A president could reanimate Comstock by having its Department of Justice rescind a December 2022 Biden administration memo which said mailing abortion pills doesn’t violate Comstock unless the sender intends for the pills to be used illegally. Comstock would impact every state, including ones that have enshrined the right to abortion in their constitutions via ballot measure. And despite the movement swearing up and down that it doesn’t want to target women and pregnant people, enforcing Comstock would allow the federal government to prosecute them for possessing abortion pills.
In a call with reporters earlier this month, Biden campaign manager Julie Chávez Rodriguez acknowledged that she is aware of the threat of Comstock because it’s in the nearly 900-page Heritage Foundation blueprint. “Trump’s close advisers have actual plans to block access to abortion in every single state without any help from Congress or the courts,” she said.
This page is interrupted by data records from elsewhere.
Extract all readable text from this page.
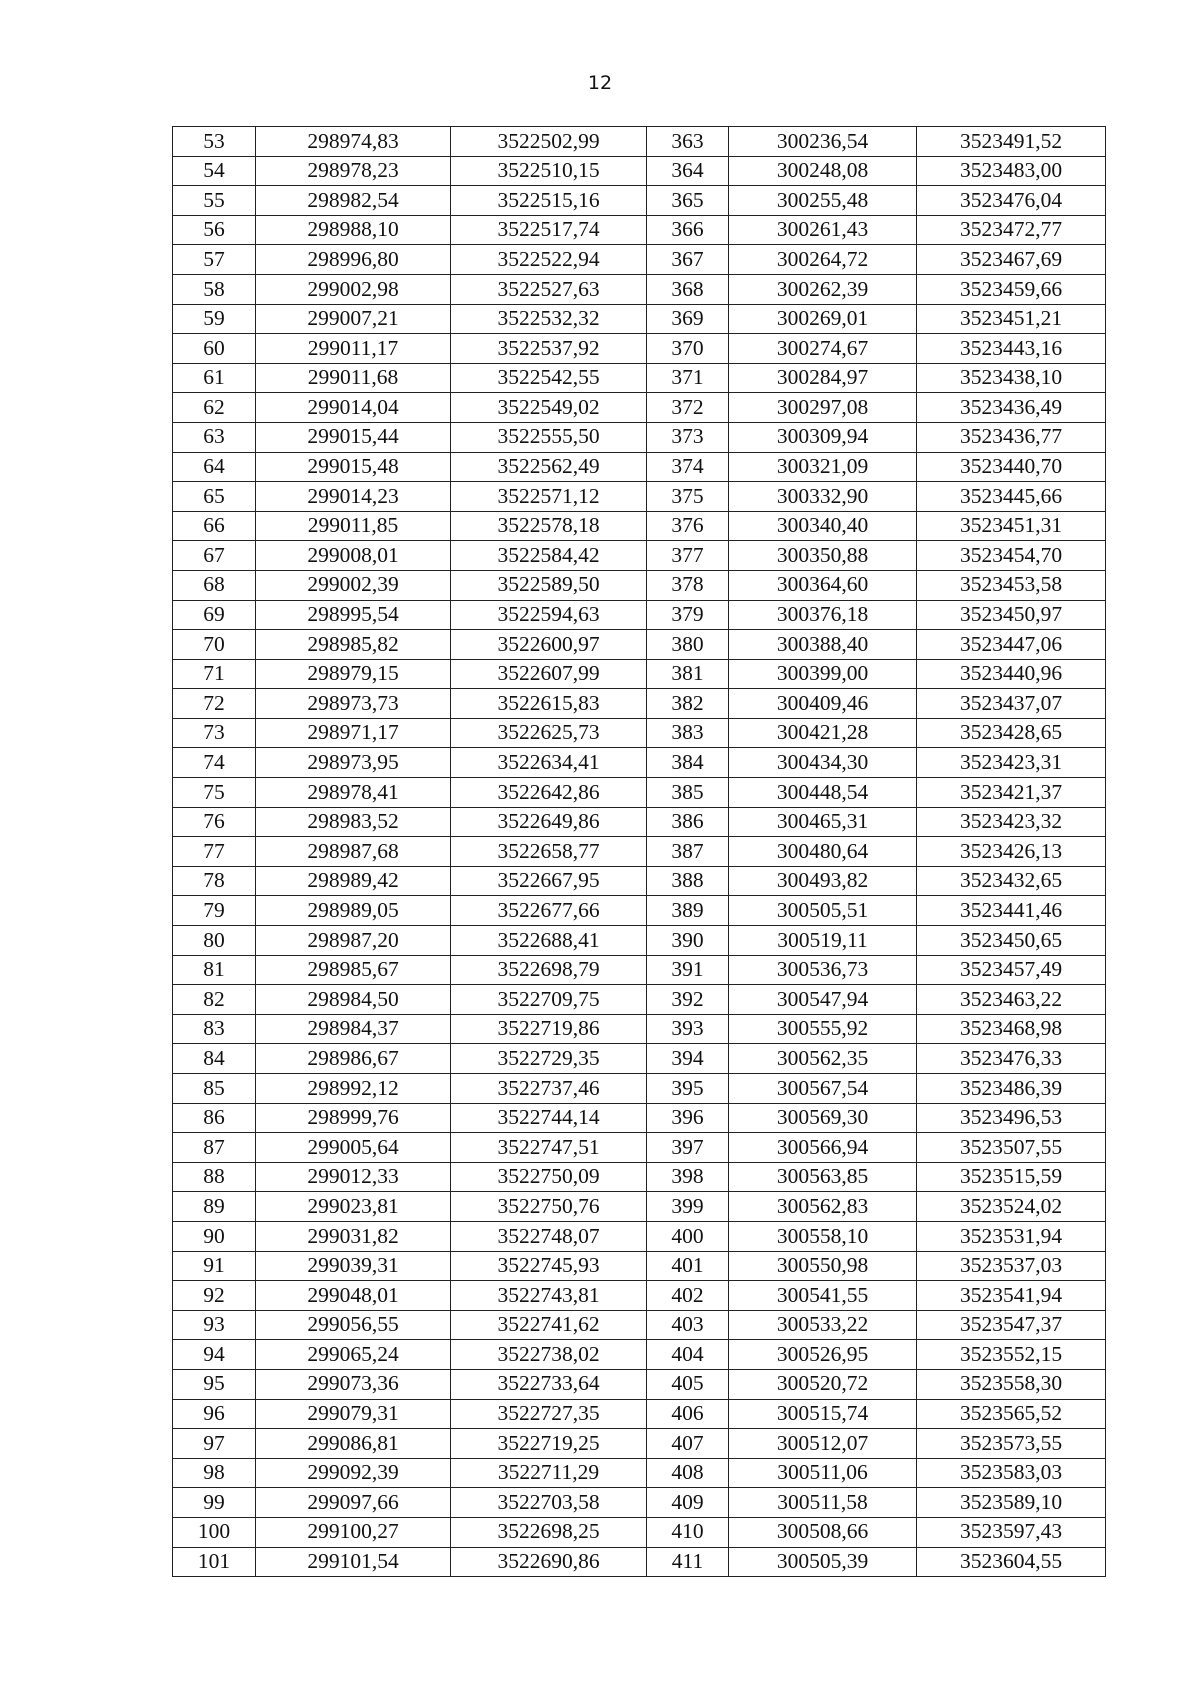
12
53	298974,83	3522502,99	363	300236,54	3523491,52
54	298978,23	3522510,15	364	300248,08	3523483,00
55	298982,54	3522515,16	365	300255,48	3523476,04
56	298988,10	3522517,74	366	300261,43	3523472,77
57	298996,80	3522522,94	367	300264,72	3523467,69
58	299002,98	3522527,63	368	300262,39	3523459,66
59	299007,21	3522532,32	369	300269,01	3523451,21
60	299011,17	3522537,92	370	300274,67	3523443,16
61	299011,68	3522542,55	371	300284,97	3523438,10
62	299014,04	3522549,02	372	300297,08	3523436,49
63	299015,44	3522555,50	373	300309,94	3523436,77
64	299015,48	3522562,49	374	300321,09	3523440,70
65	299014,23	3522571,12	375	300332,90	3523445,66
66	299011,85	3522578,18	376	300340,40	3523451,31
67	299008,01	3522584,42	377	300350,88	3523454,70
68	299002,39	3522589,50	378	300364,60	3523453,58
69	298995,54	3522594,63	379	300376,18	3523450,97
70	298985,82	3522600,97	380	300388,40	3523447,06
71	298979,15	3522607,99	381	300399,00	3523440,96
72	298973,73	3522615,83	382	300409,46	3523437,07
73	298971,17	3522625,73	383	300421,28	3523428,65
74	298973,95	3522634,41	384	300434,30	3523423,31
75	298978,41	3522642,86	385	300448,54	3523421,37
76	298983,52	3522649,86	386	300465,31	3523423,32
77	298987,68	3522658,77	387	300480,64	3523426,13
78	298989,42	3522667,95	388	300493,82	3523432,65
79	298989,05	3522677,66	389	300505,51	3523441,46
80	298987,20	3522688,41	390	300519,11	3523450,65
81	298985,67	3522698,79	391	300536,73	3523457,49
82	298984,50	3522709,75	392	300547,94	3523463,22
83	298984,37	3522719,86	393	300555,92	3523468,98
84	298986,67	3522729,35	394	300562,35	3523476,33
85	298992,12	3522737,46	395	300567,54	3523486,39
86	298999,76	3522744,14	396	300569,30	3523496,53
87	299005,64	3522747,51	397	300566,94	3523507,55
88	299012,33	3522750,09	398	300563,85	3523515,59
89	299023,81	3522750,76	399	300562,83	3523524,02
90	299031,82	3522748,07	400	300558,10	3523531,94
91	299039,31	3522745,93	401	300550,98	3523537,03
92	299048,01	3522743,81	402	300541,55	3523541,94
93	299056,55	3522741,62	403	300533,22	3523547,37
94	299065,24	3522738,02	404	300526,95	3523552,15
95	299073,36	3522733,64	405	300520,72	3523558,30
96	299079,31	3522727,35	406	300515,74	3523565,52
97	299086,81	3522719,25	407	300512,07	3523573,55
98	299092,39	3522711,29	408	300511,06	3523583,03
99	299097,66	3522703,58	409	300511,58	3523589,10
100	299100,27	3522698,25	410	300508,66	3523597,43
101	299101,54	3522690,86	411	300505,39	3523604,55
Sure would be swell if Biden actually talked about this threat!
If the president doesn’t swing for the fences with Comstock, a GOP administration could pursue a bunch of other agency rules that would make abortions much, much harder to access if they take effect. They include the following asks of the following agencies:
- Food and Drug Administration: end telemedicine for abortion pills
- Federal Trade Commission: penalize and prosecute virtual clinics that prescribe pills to people in ban states
- Department of Health and Human Services: ban health clinics that get federal family planning funds from referring people for abortions—aka the Title X “gag rule”—and make anti-abortion crisis pregnancy centers eligible for the program
- Environmental Protection Agency: classify ingredients in abortion pills as “forever chemicals” and require that prescribing clinicians collect and dispose of the aborted embryo or fetus, rather than patients flushing their induced miscarriage at home
This is all horrifying, but it’s not enough for a president as unpopular as Biden currently is to merely campaign on the threat that another Trump presidency would pose to abortion access. In the coming weeks and months, he’d be smart to outline a host of executive actions he’d take in a second term, given that codifying Roe is about as unlikely as a Republican Congress having enough votes to pass a law banning abortion. For Biden, it would take winning back the House and at least 5o Senators who support ending the filibuster. The anti-abortion side knows passing legislation is a long shot and is working on alternate plans, and Democrats need to do the same.